“Lo único que importa es que ese hombre sube al escenario esta noche”. Esas fueron las palabras de un coronel militar, quien reconocía el talento y el éxito fulminante de Presley. Hace 50 años en los Estudios Sun en Memphis, nació la gran era del rock, y con ella un copete abultado, cabellera negra y un estilo muy particular, había conquistado y abarrotado cientos de escenarios.

La polémica en torno a la personalidad de Presley, sus adicciones, sus amores y su estilo rockero sigue vigente. Muchos musicólogos lo han descrito como un chico tímido, retraído y desconfiado. El mundo vive de apariencias y aquél chico no era la excepción. Teniendo contactos con la Mafia, le proporcionaban un sin número de mujeres con las que podía divertirse de una u otra forma.

Marty Lacker, su contador, comentaba en un documental: “[…] Elvis dejaba entrar a las chicas que esperaban en la verja. Un sábado por la noche, como me aburría, recorrí la casa y conté toda las mujeres que estaban con nosotros. Había ciento cincuenta y dos mujeres y no estoy exagerando”.

Sin duda, era un hombre imparable y a quien le apasionaba crear proyectos nuevos, por lo que los somníferos y las anfetas eran sus principales armas para soportar las excesivas cargas de trabajo que exigían las filmaciones en su época de actor. Sin embargo, ¿qué ocurrió un mes de agosto hace cuarenta años?

Una tarde de 1977, Ginger Alden, novia de la estrella, encontró a Presley totalmente inconsciente en el cuarto de baño de su mansión en Graceland, después de notar un comportamiento inusual en aquel hombre, quien había decidido leer una revista de sociales en el lugar anteriormente mencionado.

Joe Esposito, fue uno de los testigos oculares y a quien Ginger llamó con desesperación para que fuera en su auxilio. Él comenta que llamó a la operadora y le dijo que necesitaban urgentemente una ambulancia en la casa de Elvis Presley. Éste estaba postrado en el suelo sin moverse, sin respirar si quiera, pero Esposito no podía intentar resucitarlo mediante “respiración boca a boca” o con masajes cardiacos que le parecieron una eternidad. Todo era inútil.

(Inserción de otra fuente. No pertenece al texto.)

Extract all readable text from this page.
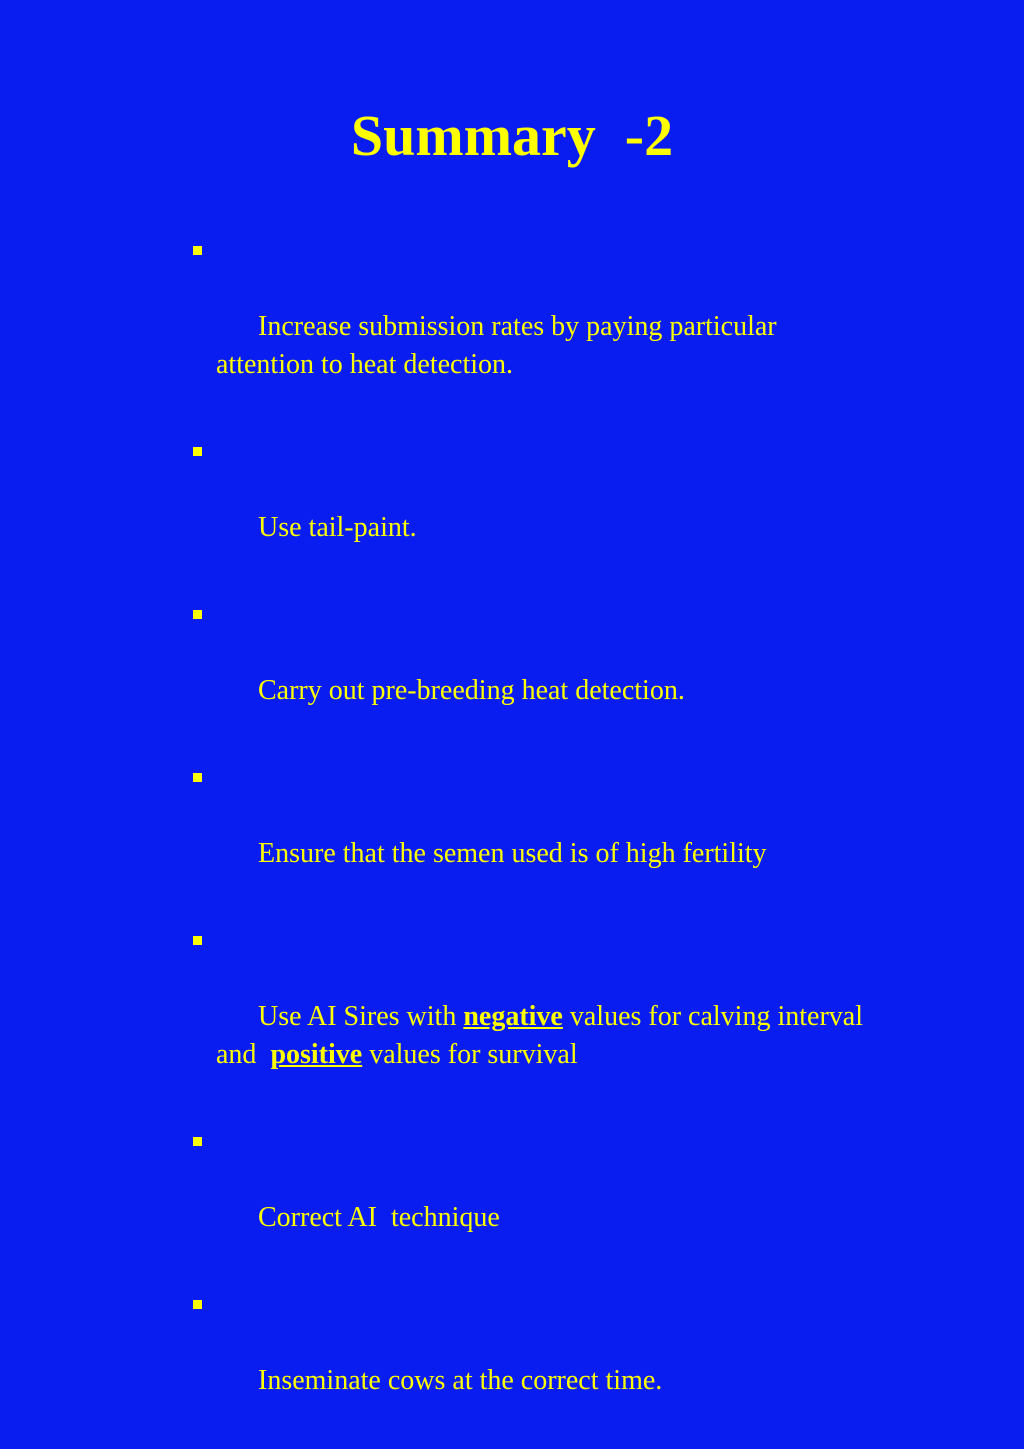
Summary  -2

Increase submission rates by paying particular attention to heat detection.

Use tail-paint.

Carry out pre-breeding heat detection.

Ensure that the semen used is of high fertility

Use AI Sires with negative values for calving interval and  positive values for survival

Correct AI  technique

Inseminate cows at the correct time.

La ambulancia tardó veinte minutos y al llegar al hospital Baptista, lo llevaron a Urgencias. Media hora después, había fallecido. Momentos posteriores al suceso, el cuerpo de Presley fue sometido a una autopsia y Tom Parker, su representante, anunció públicamente que su muerte había sido causada por una enfermedad cardiovascular hipertensiva y una afección cardiaca atersoclerótica.

Elvis Presley in Tupelo, Mississippi Sept 26, 1956 © 1978 Roger Marshutz—MPTV

No obstante, análisis toxicológicos y testimonios de biógrafos como Frank Coffey y Dan Warlick reabren el caso una y otra vez, proponiendo otro tipo de hipótesis, por ejemplo, el consumo excesivo de drogas o medicamentos, o estreñimiento crónico y anormal. Empero, las teorías más irreales han sido las que aseguran que todo había sido un plan conspiracionista y que “el rey del rock” aún vive.

¿Qué otras invenciones podrían generarse con la muerte de esta leyenda? Asesinaos, muertes y suicidios son temas que atraen a cualquier amante de la música. Manos ensangrentadas, rostros pálidos, relaciones con narcotraficantes, uniones de mafias, éxitos increíbles, entre otros elementos son las únicas pistas que tenemos los fanáticos del misterio. La inconformidad es la única dueña de los escenarios.